Thursday, October 23, 2008

Essay: The Contemporary Edward Rice

By Wim Roefs
October 2008

With his Dublin I, II and III, of 2008, Edward Rice has created his first non-objective paintings; a 1998–1999 painting of a cross with equal-length arms against a white-blue sky also was minimal but still a cross. The Dublin paintings are squares divided into four equal, differently colored, smaller squares. They are studies in color and materials – that is, the properties and effects of different oil paints applied in various ways and color combinations.

The Dublin paintings succeeded Rice’s small, quickly executed Dark Barn paintings of 2007. These barn paintings all are the same size, pared down to the same basic, no frills shape – a two-thirds detail of a simple structure, painted straight on, flat and symmetrical, with its gaping entrance dead center, against a solid sky, and with a straight, horizontal band of space in front.

The Dark Barn paintings also are studies in color and materials. Rice arrived at the basic barn shape after creating several other barns of the same shape and positioning but in different sizes and colors. The initial barns, such as Small Barn of 2007, are basic, too, though not quite as stripped down as what would follow. They have more definition as real buildings, with an overhang that casts a shadow on the structures’ front, and are executed more exactly.

The first set of barns, modeled on a building that Rice had observed and photographed for years, developed from a long line of architectural paintings, stretching back to the mid-1990s, in which Rice meticulously rendered details of dormers, spires and steeples, cupolas, gables and facades in general. Those detail paintings themselves were preceded in the 1980s by numerous paintings of complete buildings, or, rather, facades, set in their environment. They include a series of mansions, more modest homes and other structures in Rice’s hometown, North Augusta, SC, where he has his studio, and Augusta, Ga., where he lives.

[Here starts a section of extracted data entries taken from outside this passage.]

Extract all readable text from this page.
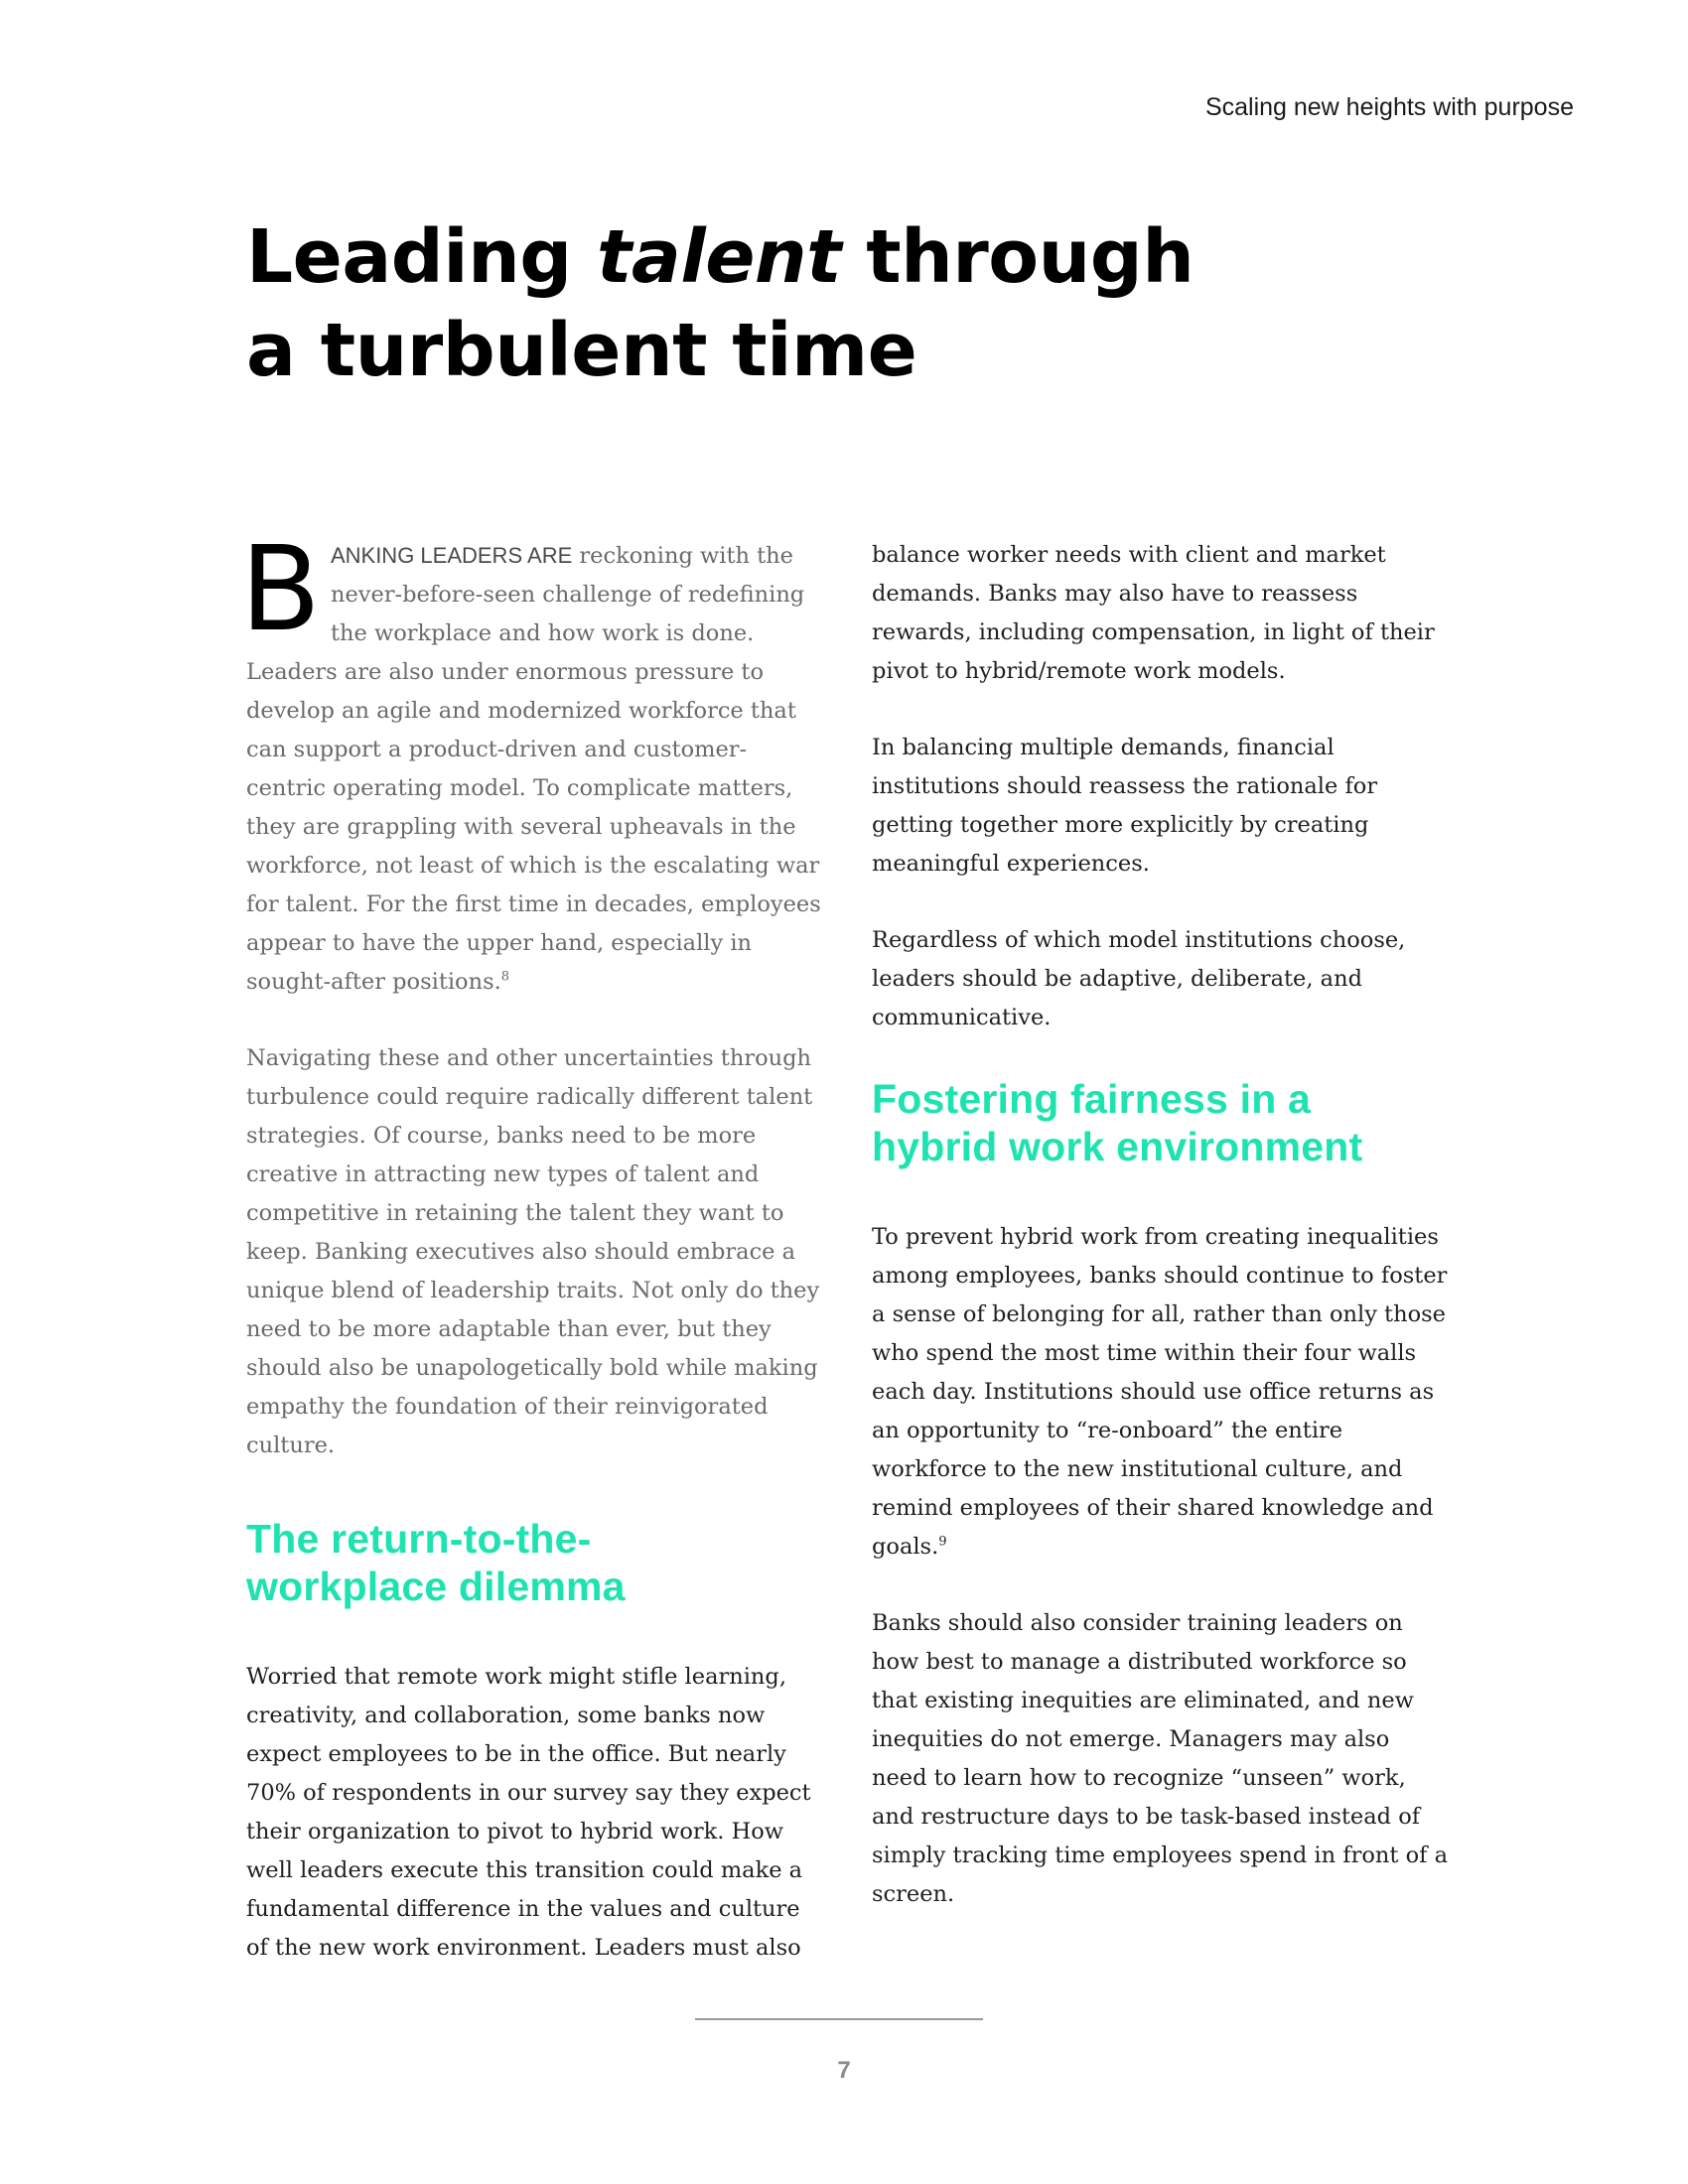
Scaling new heights with purpose

Leading talent through
a turbulent time

BANKING LEADERS ARE reckoning with the never-before-seen challenge of redefining the workplace and how work is done. Leaders are also under enormous pressure to develop an agile and modernized workforce that can support a product-driven and customer-centric operating model. To complicate matters, they are grappling with several upheavals in the workforce, not least of which is the escalating war for talent. For the first time in decades, employees appear to have the upper hand, especially in sought-after positions.$^8$

Navigating these and other uncertainties through turbulence could require radically different talent strategies. Of course, banks need to be more creative in attracting new types of talent and competitive in retaining the talent they want to keep. Banking executives also should embrace a unique blend of leadership traits. Not only do they need to be more adaptable than ever, but they should also be unapologetically bold while making empathy the foundation of their reinvigorated culture.

The return-to-the-
workplace dilemma

Worried that remote work might stifle learning, creativity, and collaboration, some banks now expect employees to be in the office. But nearly 70% of respondents in our survey say they expect their organization to pivot to hybrid work. How well leaders execute this transition could make a fundamental difference in the values and culture of the new work environment. Leaders must also

balance worker needs with client and market demands. Banks may also have to reassess rewards, including compensation, in light of their pivot to hybrid/remote work models.

In balancing multiple demands, financial institutions should reassess the rationale for getting together more explicitly by creating meaningful experiences.

Regardless of which model institutions choose, leaders should be adaptive, deliberate, and communicative.

Fostering fairness in a
hybrid work environment

To prevent hybrid work from creating inequalities among employees, banks should continue to foster a sense of belonging for all, rather than only those who spend the most time within their four walls each day. Institutions should use office returns as an opportunity to “re-onboard” the entire workforce to the new institutional culture, and remind employees of their shared knowledge and goals.$^9$

Banks should also consider training leaders on how best to manage a distributed workforce so that existing inequities are eliminated, and new inequities do not emerge. Managers may also need to learn how to recognize “unseen” work, and restructure days to be task-based instead of simply tracking time employees spend in front of a screen.

7
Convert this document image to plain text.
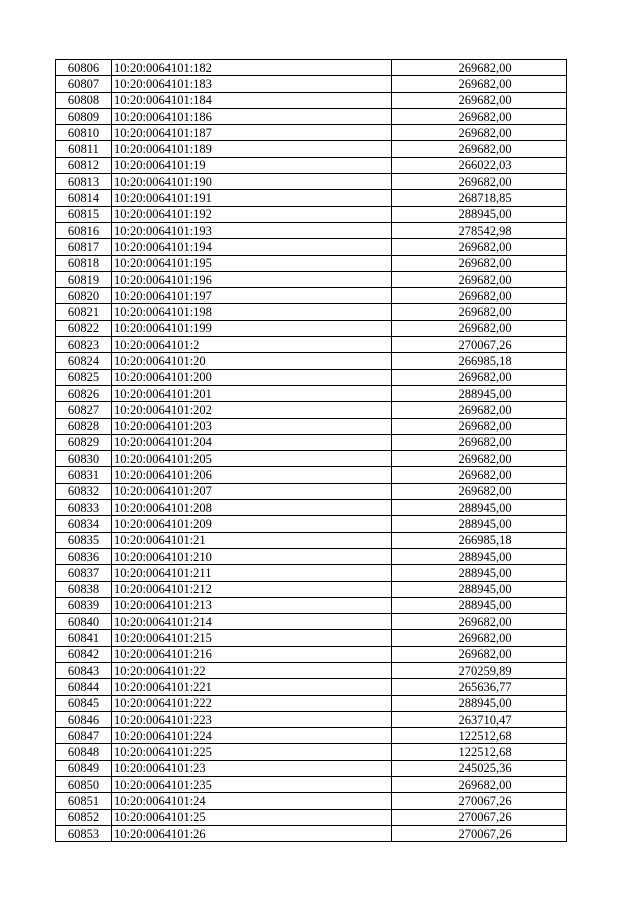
60806	10:20:0064101:182	269682,00
60807	10:20:0064101:183	269682,00
60808	10:20:0064101:184	269682,00
60809	10:20:0064101:186	269682,00
60810	10:20:0064101:187	269682,00
60811	10:20:0064101:189	269682,00
60812	10:20:0064101:19	266022,03
60813	10:20:0064101:190	269682,00
60814	10:20:0064101:191	268718,85
60815	10:20:0064101:192	288945,00
60816	10:20:0064101:193	278542,98
60817	10:20:0064101:194	269682,00
60818	10:20:0064101:195	269682,00
60819	10:20:0064101:196	269682,00
60820	10:20:0064101:197	269682,00
60821	10:20:0064101:198	269682,00
60822	10:20:0064101:199	269682,00
60823	10:20:0064101:2	270067,26
60824	10:20:0064101:20	266985,18
60825	10:20:0064101:200	269682,00
60826	10:20:0064101:201	288945,00
60827	10:20:0064101:202	269682,00
60828	10:20:0064101:203	269682,00
60829	10:20:0064101:204	269682,00
60830	10:20:0064101:205	269682,00
60831	10:20:0064101:206	269682,00
60832	10:20:0064101:207	269682,00
60833	10:20:0064101:208	288945,00
60834	10:20:0064101:209	288945,00
60835	10:20:0064101:21	266985,18
60836	10:20:0064101:210	288945,00
60837	10:20:0064101:211	288945,00
60838	10:20:0064101:212	288945,00
60839	10:20:0064101:213	288945,00
60840	10:20:0064101:214	269682,00
60841	10:20:0064101:215	269682,00
60842	10:20:0064101:216	269682,00
60843	10:20:0064101:22	270259,89
60844	10:20:0064101:221	265636,77
60845	10:20:0064101:222	288945,00
60846	10:20:0064101:223	263710,47
60847	10:20:0064101:224	122512,68
60848	10:20:0064101:225	122512,68
60849	10:20:0064101:23	245025,36
60850	10:20:0064101:235	269682,00
60851	10:20:0064101:24	270067,26
60852	10:20:0064101:25	270067,26
60853	10:20:0064101:26	270067,26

It would be tempting to view Rice’s development as a painter as a rather linear one, in which he moves neatly toward an increasingly stark, minimalist approach. That’s not quite the case. For one, while Rice is best known for his architectural paintings, he has created substantial bodies of landscape, botanical and figurative paintings and continues to do so along with the architectural works.

Not even his architectural paintings developed as seamlessly as the summary above suggests. While Rice in the mid-1990s made a more-or-less wholesale shift from full-fledged buildings to architectural details, his mid-1980s detail painting Dormer fits effortlessly in his later work. Moreover, since the late 1990s, Rice has zoomed in an out in his cropping of architectural elements. Consequently, the degree to which his compositions were minimal and abstract, yet highly detailed, has gone back and forth.

Palace (Urbino), 1996, comes across more abstracted than, say, Pilot House IV of 2001. Cornice With Brick Facade, 2002–2008, a realistic, life-size detail of horizontal bands of wood and bricks, is more minimal than, for instance, Dormer With Down Spout of 2003–2004, as is American Gable of 2007. The Dark Barn series preceded White Barn, with its well-defined facade. And the non-objective Dublin paintings won’t stop Rice’s return to meticulous representational paintings.

Perhaps Rice increasingly has discovered his modern, even contemporary self. His traditional methods and techniques, relentless study of old and early-modern masters and his intense focus on the effects of light and, consequently, on color, are well documented. But Rice never merely painted buildings, people or vegetation. From early on, he searched for qualities beyond the architectural structure, the figure or the plant.

His early paintings of mansions and modest homes had obvious social implications, as did Public Housing, 1995, in which a law enforcement center looms forebodingly over public housing. Many of Rice’s earlier architectural paintings have an eerie, even somewhat artificial quality. 923 Telfair, 1983–1986, depicts a mansion that at best looks like a dollhouse and at worse, like a place where scary stuff happens. The vegetation in 110 Briggs, 1985–1986, and 125 ½ Walker, 1982–1983, has an artificiality reminiscent of Henri “Le Douanier” Rousseau’s late-19th, early-20th-century work.

Rice’s buildings have a human quality and are in your face, staring at the viewer, the towers and dormers even staring the viewer down. His 21 late-1980s paintings of parts of one fig tree are studies in personality under changing circumstances. Sunflower In August, 2005, takes on a different life once it’s clear that the work is based on John J. Audubon’s 19th-century bird prints. Sunflower In June, 2005, has distinctly human qualities.

In his architectural work, Rice’s search for personality beyond the structure has led him to study less, more, including smaller patches of light more intensely. Several grisaille paintings forced a focus on shape, structure and line. Zooming in on details and eliminating context increased the focus on line, geometric shapes and their interaction as well as the characteristics of materials, both those of the architectural structures and Rice’s paints. In the process, Rice has connected to modern and contemporary art. He took a different route to elements of minimal, abstract and conceptual art than most but has arrived there nevertheless.